Cульбактам ингибирует бета-лактамазы бактерий, благодаря чему ампициллин оказывает действие на штаммы, продуцирующие эти ферменты.
Фармакокинетика
Всасывание и распределение
После парентерального введения терапевтические концентрации ампициллина и сульбактама в крови сохраняются в течение 6-8 ч. Хорошо проникают в ткани и биологические жидкости организма, проходят через плацентарный барьер. При воспаленных менингеальных оболочках обнаруживаются в спинномозговой жидкости. Концентрация активных веществ в перитонеальной и плевральной жидкостях соответствует таковой в крови.
Выведение
T1/2 ампициллина и сульбактама составляет примерно 1 ч, выводятся преимущественно с мочой (75-80%) и частично с желчью.
Показания
– сепсис;
– септический эндокардит;
– менингит;
– острые и хронические инфекции органов дыхания (пневмония, абсцесс легкого, бронхит);
– острые и хронические инфекции ЛОР-органов (отит, синусит);
– острые и хронические инфекции мочевыводящих путей (пиелонефрит, пиелит, цистит);
– острые и хронические инфекции желчевыводящих путей (холецистит, холангит);
– острые и хронические инфекции костей и суставов;
– инфекции кожи и мягких тканей;
– гинекологические инфекции.
Режим дозирования
Сультасин вводят в/м, в/в (струйно или капельно).
Разовая доза для взрослых составляет 0.375-1.5 г, суточная доза - 1.5-6 г, максимальная суточная доза - 12 г.

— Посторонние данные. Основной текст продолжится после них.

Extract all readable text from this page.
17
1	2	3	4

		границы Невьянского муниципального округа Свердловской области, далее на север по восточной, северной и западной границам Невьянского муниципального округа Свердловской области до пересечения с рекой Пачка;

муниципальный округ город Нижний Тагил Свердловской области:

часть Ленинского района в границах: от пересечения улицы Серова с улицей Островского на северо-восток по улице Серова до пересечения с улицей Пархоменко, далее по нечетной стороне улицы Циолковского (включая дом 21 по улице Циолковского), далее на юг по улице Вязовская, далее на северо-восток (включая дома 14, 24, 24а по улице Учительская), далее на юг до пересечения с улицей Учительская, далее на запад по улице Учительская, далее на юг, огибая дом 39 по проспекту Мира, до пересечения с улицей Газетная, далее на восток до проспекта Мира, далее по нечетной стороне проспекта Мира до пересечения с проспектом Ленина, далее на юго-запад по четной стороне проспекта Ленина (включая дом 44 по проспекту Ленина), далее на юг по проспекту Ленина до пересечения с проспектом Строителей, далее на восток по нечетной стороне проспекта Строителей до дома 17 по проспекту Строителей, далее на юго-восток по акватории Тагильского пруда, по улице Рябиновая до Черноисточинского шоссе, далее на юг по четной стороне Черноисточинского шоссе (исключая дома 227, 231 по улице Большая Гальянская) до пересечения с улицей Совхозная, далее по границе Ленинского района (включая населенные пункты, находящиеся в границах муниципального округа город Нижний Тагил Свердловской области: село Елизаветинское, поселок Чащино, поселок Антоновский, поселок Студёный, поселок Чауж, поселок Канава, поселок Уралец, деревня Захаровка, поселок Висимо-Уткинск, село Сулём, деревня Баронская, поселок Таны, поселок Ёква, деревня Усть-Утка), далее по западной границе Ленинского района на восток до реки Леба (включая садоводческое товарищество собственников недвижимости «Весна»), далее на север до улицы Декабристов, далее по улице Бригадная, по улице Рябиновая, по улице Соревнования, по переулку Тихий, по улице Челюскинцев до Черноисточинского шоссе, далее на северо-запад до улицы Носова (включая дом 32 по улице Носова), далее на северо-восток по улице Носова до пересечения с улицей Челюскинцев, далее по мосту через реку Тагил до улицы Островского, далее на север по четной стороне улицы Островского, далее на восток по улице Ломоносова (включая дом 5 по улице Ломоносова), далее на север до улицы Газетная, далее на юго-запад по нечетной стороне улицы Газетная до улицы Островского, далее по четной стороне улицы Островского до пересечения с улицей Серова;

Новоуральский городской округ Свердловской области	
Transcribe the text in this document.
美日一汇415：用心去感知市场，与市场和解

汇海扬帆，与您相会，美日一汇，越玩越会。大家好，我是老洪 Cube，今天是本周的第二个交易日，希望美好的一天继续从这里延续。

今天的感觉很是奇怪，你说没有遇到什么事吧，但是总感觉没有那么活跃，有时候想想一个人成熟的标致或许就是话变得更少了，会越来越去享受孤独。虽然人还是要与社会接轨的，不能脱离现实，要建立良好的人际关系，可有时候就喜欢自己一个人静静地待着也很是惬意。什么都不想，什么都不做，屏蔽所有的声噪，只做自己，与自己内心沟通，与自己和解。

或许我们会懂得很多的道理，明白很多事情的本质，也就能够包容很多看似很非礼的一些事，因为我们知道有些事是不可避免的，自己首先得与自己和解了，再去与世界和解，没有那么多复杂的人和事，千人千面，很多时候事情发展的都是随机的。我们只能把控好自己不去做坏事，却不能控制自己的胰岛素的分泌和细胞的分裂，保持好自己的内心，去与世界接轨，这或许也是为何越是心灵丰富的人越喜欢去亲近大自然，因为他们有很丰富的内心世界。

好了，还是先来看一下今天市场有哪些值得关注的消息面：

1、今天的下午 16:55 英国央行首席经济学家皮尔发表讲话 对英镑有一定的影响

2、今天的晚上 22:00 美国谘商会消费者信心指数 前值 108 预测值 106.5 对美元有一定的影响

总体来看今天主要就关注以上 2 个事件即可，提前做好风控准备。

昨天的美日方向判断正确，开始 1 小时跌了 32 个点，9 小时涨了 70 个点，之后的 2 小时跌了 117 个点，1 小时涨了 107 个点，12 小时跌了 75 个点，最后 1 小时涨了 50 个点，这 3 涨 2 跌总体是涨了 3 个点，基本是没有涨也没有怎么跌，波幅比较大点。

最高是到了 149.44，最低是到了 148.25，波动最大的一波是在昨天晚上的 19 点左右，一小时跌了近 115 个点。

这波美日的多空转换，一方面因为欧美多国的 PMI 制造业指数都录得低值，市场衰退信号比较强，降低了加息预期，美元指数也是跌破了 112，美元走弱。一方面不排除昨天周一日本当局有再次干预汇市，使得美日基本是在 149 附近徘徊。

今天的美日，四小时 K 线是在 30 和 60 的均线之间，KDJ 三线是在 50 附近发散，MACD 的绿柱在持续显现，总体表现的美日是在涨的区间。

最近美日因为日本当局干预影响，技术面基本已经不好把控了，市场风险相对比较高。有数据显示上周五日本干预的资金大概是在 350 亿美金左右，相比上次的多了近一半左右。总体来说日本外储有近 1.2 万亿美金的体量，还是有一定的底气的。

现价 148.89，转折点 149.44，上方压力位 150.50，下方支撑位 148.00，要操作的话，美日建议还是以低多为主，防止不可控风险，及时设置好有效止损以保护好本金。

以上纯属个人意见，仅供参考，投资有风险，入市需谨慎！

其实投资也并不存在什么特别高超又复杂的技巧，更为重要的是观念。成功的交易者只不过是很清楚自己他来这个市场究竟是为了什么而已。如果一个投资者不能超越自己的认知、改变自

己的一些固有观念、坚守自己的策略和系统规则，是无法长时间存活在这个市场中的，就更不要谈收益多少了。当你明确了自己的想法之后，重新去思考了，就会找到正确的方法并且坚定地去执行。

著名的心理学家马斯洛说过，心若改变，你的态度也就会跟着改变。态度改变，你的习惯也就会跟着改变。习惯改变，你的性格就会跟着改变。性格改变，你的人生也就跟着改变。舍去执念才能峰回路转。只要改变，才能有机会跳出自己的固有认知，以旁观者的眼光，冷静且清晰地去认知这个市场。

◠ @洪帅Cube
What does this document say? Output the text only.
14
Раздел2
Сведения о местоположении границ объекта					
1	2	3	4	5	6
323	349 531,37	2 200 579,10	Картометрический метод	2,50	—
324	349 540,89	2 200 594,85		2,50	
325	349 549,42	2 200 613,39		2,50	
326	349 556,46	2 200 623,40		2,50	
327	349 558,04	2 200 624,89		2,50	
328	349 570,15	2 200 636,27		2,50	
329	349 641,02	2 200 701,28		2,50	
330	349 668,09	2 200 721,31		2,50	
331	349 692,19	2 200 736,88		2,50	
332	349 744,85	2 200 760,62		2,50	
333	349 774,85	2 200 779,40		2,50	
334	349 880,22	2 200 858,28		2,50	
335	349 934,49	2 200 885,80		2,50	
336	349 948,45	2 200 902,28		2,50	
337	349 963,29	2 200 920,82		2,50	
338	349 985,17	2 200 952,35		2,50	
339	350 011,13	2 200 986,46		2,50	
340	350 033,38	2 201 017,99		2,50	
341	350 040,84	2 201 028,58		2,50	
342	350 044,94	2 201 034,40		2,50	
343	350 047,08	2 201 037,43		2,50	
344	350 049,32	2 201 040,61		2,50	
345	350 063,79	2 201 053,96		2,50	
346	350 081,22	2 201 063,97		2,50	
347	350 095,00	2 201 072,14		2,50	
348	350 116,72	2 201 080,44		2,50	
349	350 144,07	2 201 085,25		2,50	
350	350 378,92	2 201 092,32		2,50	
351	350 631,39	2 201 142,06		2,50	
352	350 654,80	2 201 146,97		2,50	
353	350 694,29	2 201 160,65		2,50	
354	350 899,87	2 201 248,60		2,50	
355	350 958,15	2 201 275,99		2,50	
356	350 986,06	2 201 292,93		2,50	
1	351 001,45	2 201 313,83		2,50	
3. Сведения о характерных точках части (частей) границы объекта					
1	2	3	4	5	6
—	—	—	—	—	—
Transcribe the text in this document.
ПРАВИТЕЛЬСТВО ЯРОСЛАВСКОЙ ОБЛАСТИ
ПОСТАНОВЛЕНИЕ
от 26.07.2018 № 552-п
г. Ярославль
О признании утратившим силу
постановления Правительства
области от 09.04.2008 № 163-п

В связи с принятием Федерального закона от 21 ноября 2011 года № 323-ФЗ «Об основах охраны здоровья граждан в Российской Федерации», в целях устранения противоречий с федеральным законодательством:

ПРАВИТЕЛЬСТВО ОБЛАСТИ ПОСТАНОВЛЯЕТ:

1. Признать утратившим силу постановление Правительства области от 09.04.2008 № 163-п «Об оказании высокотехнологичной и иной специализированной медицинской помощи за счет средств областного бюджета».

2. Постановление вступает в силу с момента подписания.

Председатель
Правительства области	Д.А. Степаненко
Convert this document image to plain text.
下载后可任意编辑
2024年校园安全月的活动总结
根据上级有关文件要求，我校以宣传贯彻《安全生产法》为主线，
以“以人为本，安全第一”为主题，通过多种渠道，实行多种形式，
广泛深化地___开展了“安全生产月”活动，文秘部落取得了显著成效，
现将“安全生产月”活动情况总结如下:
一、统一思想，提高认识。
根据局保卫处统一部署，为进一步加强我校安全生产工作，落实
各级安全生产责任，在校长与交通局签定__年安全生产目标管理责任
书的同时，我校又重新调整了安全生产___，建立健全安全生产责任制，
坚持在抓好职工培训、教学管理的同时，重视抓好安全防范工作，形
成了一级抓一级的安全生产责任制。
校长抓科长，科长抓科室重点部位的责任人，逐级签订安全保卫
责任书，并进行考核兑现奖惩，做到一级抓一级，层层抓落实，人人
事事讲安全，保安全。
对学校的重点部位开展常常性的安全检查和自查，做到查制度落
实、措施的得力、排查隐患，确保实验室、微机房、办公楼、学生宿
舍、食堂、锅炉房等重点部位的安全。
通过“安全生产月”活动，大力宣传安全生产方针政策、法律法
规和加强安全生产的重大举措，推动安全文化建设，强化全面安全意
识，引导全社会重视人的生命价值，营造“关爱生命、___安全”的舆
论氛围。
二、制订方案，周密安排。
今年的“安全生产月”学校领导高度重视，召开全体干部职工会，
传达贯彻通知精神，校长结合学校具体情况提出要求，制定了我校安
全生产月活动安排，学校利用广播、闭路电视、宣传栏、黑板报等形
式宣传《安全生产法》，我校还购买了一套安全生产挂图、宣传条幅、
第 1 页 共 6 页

Кратность введения - 3-4 раза/сут, в легких случаях интервал между введениями может быть увеличен до 12 ч.
Суточная доза для детей составляет 150 мг/кг массы тела (разделенная на 3-4 введения с интервалом 6-8 ч), новорожденным суточную дозу разделяют на 2 введения.
Правила приготовления и введения растворов
Для в/м введения к содержимому флакона добавляют 2-4 мл воды для инъекций. В качестве растворителя можно использовать 0.5% раствор новокаина, 0.9% изотонический раствор натрия хлорида или 5% раствор декстрозы.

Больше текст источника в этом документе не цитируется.